VeritasPrepKarishma wrote:
WoundedTiger wrote:
mindmind wrote:
Find the remainder when the sum of \(2^{100} + 2^ {200} + 2^ {300}+........+ 2^ {10000}\) is divided by 7
A. 0
B. 2
C. 1
D. 6
E. 5
Hello Bunuel, Karishma
Let me know what you think of this approach
Consider : 2^100+2^200+2^300 at first
What is the remainder when (2^100+2^200+2^300)/7
The expression can be written as (2* 2^99+2^2*2^198+2^3*2*297)/7--------> {2*(7+1)^33+ 2^2*(7+1)^66+2^3*(7+1)^99}/7
The remainder for the above expression will be (2*1^33+ 4*(1^66)+8*(1^99)/7 is 0
when you consider the next 3 terms ie. 2^400+2^500+2^600 and simplify the expression the Remainder is still 0 because the sum of the remainder of these terms will (2^4+2^5+2^6 )/7 OR 112/7 AND THUS REMAINDER IS 0
Notice that the remainder in each case is power of 2 and follow the pattern:
(2,4,8),
(16,32,64)......
Since there are 100 terms in the Original expression therefore the sum of remainder from Term 1 i.e 2^100 to 2^9900 will be divisible by 7 and the remainder for the last term that 2^10000 will be 2^100-------> 2(2^99)-----> 2(7+1)^99/7
Ans is 2
Definitely not a Sub 600 level Q
You seem to have used two methods here: both are correct. But let me segregate them.
For first three terms, \(2^{100} + 2^{200} + 2^{300}\), you have used the method used above by EvaJager.
For the next three terms, you have used a different method. Let me do the whole question using that.
\(2^{100} + 2^{200} + 2^{300} + 2^{400} + ... + 2^{10000}\)
\([2^{1} + 2^{2} + 2^{3} + 2^{4} + ... + 2^{100}]^{100}\)
\([
2 + 4 + 8 +
16 + 32 + 64 ... + 2^{100}]^{100}\)
Taking 3 terms at a time (2 + 4+ 8 = 14), they are divisible by 7. There are 100 terms so we will form 33 groups of 3 terms each and last term will be left i.e. \(2^{100}\)
\(2^{100} = 2 * 8^{33} = 2 * (7 + 1)^{33}\)

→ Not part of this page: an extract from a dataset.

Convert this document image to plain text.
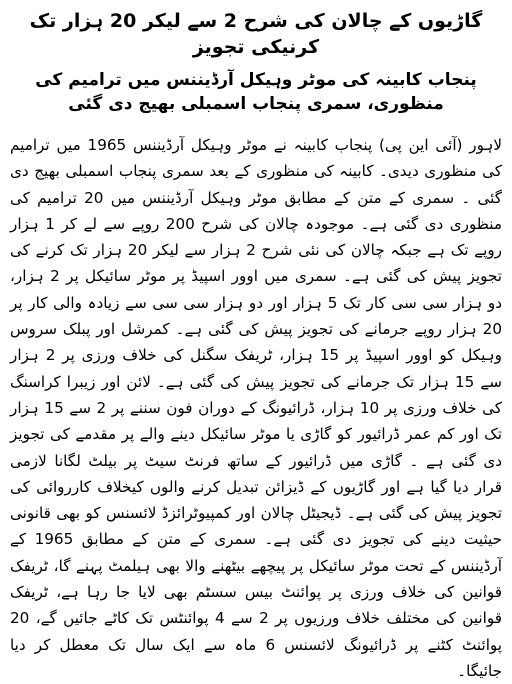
گاڑیوں کے چالان کی شرح 2 سے لیکر 20 ہزار تک کرنیکی تجویز
پنجاب کابینہ کی موٹر وہیکل آرڈیننس میں ترامیم کی منظوری، سمری پنجاب اسمبلی بھیج دی گئی

لاہور (آئی این پی) پنجاب کابینہ نے موٹر وہیکل آرڈیننس 1965 میں ترامیم کی منظوری دیدی۔ کابینہ کی منظوری کے بعد سمری پنجاب اسمبلی بھیج دی گئی ۔ سمری کے متن کے مطابق موٹر وہیکل آرڈیننس میں 20 ترامیم کی منظوری دی گئی ہے۔ موجودہ چالان کی شرح 200 روپے سے لے کر 1 ہزار روپے تک ہے جبکہ چالان کی نئی شرح 2 ہزار سے لیکر 20 ہزار تک کرنے کی تجویز پیش کی گئی ہے۔ سمری میں اوور اسپیڈ پر موٹر سائیکل پر 2 ہزار، دو ہزار سی سی کار تک 5 ہزار اور دو ہزار سی سی سے زیادہ والی کار پر 20 ہزار روپے جرمانے کی تجویز پیش کی گئی ہے۔ کمرشل اور پبلک سروس وہیکل کو اوور اسپیڈ پر 15 ہزار، ٹریفک سگنل کی خلاف ورزی پر 2 ہزار سے 15 ہزار تک جرمانے کی تجویز پیش کی گئی ہے۔ لائن اور زیبرا کراسنگ کی خلاف ورزی پر 10 ہزار، ڈرائیونگ کے دوران فون سننے پر 2 سے 15 ہزار تک اور کم عمر ڈرائیور کو گاڑی یا موٹر سائیکل دینے والے پر مقدمے کی تجویز دی گئی ہے ۔ گاڑی میں ڈرائیور کے ساتھ فرنٹ سیٹ پر بیلٹ لگانا لازمی قرار دیا گیا ہے اور گاڑیوں کے ڈیزائن تبدیل کرنے والوں کیخلاف کارروائی کی تجویز پیش کی گئی ہے۔ ڈیجیٹل چالان اور کمپیوٹرائزڈ لائسنس کو بھی قانونی حیثیت دینے کی تجویز دی گئی ہے۔ سمری کے متن کے مطابق 1965 کے آرڈیننس کے تحت موٹر سائیکل پر پیچھے بیٹھنے والا بھی ہیلمٹ پہنے گا، ٹریفک قوانین کی خلاف ورزی پر پوائنٹ بیس سسٹم بھی لایا جا رہا ہے، ٹریفک قوانین کی مختلف خلاف ورزیوں پر 2 سے 4 پوائنٹس تک کاٹے جائیں گے، 20 پوائنٹ کٹنے پر ڈرائیونگ لائسنس 6 ماہ سے ایک سال تک معطل کر دیا جائیگا۔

Remainder when divided by 7 is 2.
So you are left with following remainders
\([
0 +
0 ... + 2]^{100}\)
Again, \(2^{100}\) gives a remainder of 2.
What is the relationship between \(2^{100} + 2^{200} + 2^{300} + 2^{400} + ... + 2^{10000}\)
and
\([2^{1} + 2^{2} + 2^{3} + 2^{4} + ... + 2^{100}]^{100}\) ?
Definitely, the two expressions are not equal. As in general, \(a^n+b^n\neq{(a+b)}^n\), and not for sums with more than two terms.
Are they giving the same remainder when divided by 7? Why? It isn't obvious to me.
So, what is that different method that you are mentioning?
In the above solution (WoundedTiger), in the second step, we can write \(2^{400}+2^{500}+2^{600}=2^{300}(2^{100}+2^{200}+2^{300})\).
The expression in the parenthesis is divisible by 7 (was proven in the first step), so the remainder is 0.
The remainders cannot be greater than 7, therefore is not correct to say they are 16, 32, 64. In fact, they are 2, 4 and 1,
as \(16 = 2 * 7 + 2\), \(32 = 4 * 7 + 4\), \(64 = 9 * 7 + 1\).
The process can be continued by grouping three terms each time and taking out an appropriate factor (\(2^{600},2^{900}...)\)
We are left to determine the remainder given by the last term when divided by 7.